Shares of GameStop (Ticker: GME) were down by almost 34% on Wednesday. After its 2020 Q4 report missed estimates, its investors did not enjoy GameStop’s secondary offering plans. The company did not publicly mention the plan. However, GameStop’s SEC filing contained details about the GME stock ATM program. GameStop plans to use the raised capital to finance its shift to an e-commerce platform. Investors didn’t seem to like the idea too much.
Tech Regulation Ahead
So what happened?
President Joe Biden indicated Lina Khan to join the Federal Trade Commission.
After President Biden nominated Khan for the Federal Trade Commission, she indicated stricter regulation coming ahead for the tech sector.

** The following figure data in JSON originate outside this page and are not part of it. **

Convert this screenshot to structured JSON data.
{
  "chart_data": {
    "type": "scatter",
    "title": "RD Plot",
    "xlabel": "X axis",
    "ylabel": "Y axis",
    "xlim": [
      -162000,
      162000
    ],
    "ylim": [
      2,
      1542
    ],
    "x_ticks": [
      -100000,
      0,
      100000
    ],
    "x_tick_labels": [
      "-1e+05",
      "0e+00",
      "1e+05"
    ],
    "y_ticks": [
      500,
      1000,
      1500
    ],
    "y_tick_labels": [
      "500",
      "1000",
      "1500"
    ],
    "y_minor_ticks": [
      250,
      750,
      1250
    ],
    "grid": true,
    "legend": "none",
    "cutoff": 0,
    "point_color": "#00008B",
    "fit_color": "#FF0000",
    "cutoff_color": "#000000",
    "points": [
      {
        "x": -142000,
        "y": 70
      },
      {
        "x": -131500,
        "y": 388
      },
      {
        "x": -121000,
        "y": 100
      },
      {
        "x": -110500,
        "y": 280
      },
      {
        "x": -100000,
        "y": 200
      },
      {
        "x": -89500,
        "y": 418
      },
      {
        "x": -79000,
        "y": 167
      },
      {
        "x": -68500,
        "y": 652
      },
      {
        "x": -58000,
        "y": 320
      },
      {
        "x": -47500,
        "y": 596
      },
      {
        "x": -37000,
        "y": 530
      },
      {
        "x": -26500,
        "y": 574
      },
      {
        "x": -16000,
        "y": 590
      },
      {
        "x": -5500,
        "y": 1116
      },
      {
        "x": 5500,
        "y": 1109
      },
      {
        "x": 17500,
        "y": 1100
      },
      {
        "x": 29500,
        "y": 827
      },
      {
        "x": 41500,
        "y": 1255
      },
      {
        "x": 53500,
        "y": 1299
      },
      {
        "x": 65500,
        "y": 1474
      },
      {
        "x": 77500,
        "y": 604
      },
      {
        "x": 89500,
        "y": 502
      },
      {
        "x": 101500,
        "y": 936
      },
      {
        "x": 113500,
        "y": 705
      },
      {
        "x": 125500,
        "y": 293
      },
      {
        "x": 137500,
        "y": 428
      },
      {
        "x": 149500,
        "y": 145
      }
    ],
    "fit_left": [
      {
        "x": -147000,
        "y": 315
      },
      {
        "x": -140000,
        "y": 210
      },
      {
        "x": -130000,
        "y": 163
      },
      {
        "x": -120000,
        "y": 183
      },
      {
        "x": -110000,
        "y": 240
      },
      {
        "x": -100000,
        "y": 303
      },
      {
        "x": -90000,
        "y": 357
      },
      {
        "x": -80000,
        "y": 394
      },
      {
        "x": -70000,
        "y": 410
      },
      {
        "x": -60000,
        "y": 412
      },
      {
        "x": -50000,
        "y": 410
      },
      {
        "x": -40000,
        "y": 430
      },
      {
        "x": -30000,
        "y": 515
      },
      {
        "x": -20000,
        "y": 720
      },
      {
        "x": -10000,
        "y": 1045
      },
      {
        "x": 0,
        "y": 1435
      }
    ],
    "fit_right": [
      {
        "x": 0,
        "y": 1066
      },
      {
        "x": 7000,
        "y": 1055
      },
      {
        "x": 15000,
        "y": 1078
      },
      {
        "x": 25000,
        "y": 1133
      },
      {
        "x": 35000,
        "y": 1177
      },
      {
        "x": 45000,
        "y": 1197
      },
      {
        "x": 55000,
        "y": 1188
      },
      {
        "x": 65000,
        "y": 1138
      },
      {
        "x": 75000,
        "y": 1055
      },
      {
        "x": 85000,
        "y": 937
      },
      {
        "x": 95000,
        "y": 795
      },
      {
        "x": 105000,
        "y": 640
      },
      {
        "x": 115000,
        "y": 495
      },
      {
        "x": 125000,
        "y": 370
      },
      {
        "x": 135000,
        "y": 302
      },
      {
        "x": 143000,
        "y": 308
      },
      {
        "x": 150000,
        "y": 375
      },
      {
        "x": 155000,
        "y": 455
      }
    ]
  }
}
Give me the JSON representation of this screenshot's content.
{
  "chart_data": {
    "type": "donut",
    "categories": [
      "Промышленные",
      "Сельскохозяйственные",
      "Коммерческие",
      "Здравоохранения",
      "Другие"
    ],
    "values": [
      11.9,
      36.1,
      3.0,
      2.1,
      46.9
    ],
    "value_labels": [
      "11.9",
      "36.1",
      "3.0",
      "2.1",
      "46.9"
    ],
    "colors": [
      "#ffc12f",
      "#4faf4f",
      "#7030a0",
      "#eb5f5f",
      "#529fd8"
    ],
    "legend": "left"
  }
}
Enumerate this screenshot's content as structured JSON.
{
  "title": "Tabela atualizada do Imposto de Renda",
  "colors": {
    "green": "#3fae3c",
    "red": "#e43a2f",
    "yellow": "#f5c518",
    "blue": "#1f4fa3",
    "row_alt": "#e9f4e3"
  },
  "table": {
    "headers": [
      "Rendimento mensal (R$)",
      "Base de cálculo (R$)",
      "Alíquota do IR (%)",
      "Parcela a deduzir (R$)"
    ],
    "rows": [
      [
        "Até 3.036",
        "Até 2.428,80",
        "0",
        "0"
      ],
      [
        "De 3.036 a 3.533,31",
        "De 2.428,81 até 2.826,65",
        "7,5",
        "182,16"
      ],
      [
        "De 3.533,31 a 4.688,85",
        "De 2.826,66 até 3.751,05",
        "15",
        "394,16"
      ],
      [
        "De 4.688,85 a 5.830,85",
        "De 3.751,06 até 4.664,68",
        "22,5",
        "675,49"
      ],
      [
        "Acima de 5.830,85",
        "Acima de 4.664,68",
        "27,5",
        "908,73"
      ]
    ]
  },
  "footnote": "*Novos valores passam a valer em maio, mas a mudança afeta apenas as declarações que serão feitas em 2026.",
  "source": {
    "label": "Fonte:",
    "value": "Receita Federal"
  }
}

Lina Khan is a legal scholar specializing in U.S. antitrust law. After publishing an article called “Amazon’s (Ticker: AMZN) Antitrust Paradox” in 2017, Khan entered the antitrust scene spotlight. Now, experts point to a more challenging future for acquisitions and mergers. FTC’s goals include forcing companies to prove their acquisitions and mergers are not anti-competitive before the FTC allows the deal. Moreover and along the same lines, lawmakers agreed on proposing more fundings to help FTC’s legal battles against billionaire tech companies.
It seems that the big tech is now facing a steeper road to dominating markets.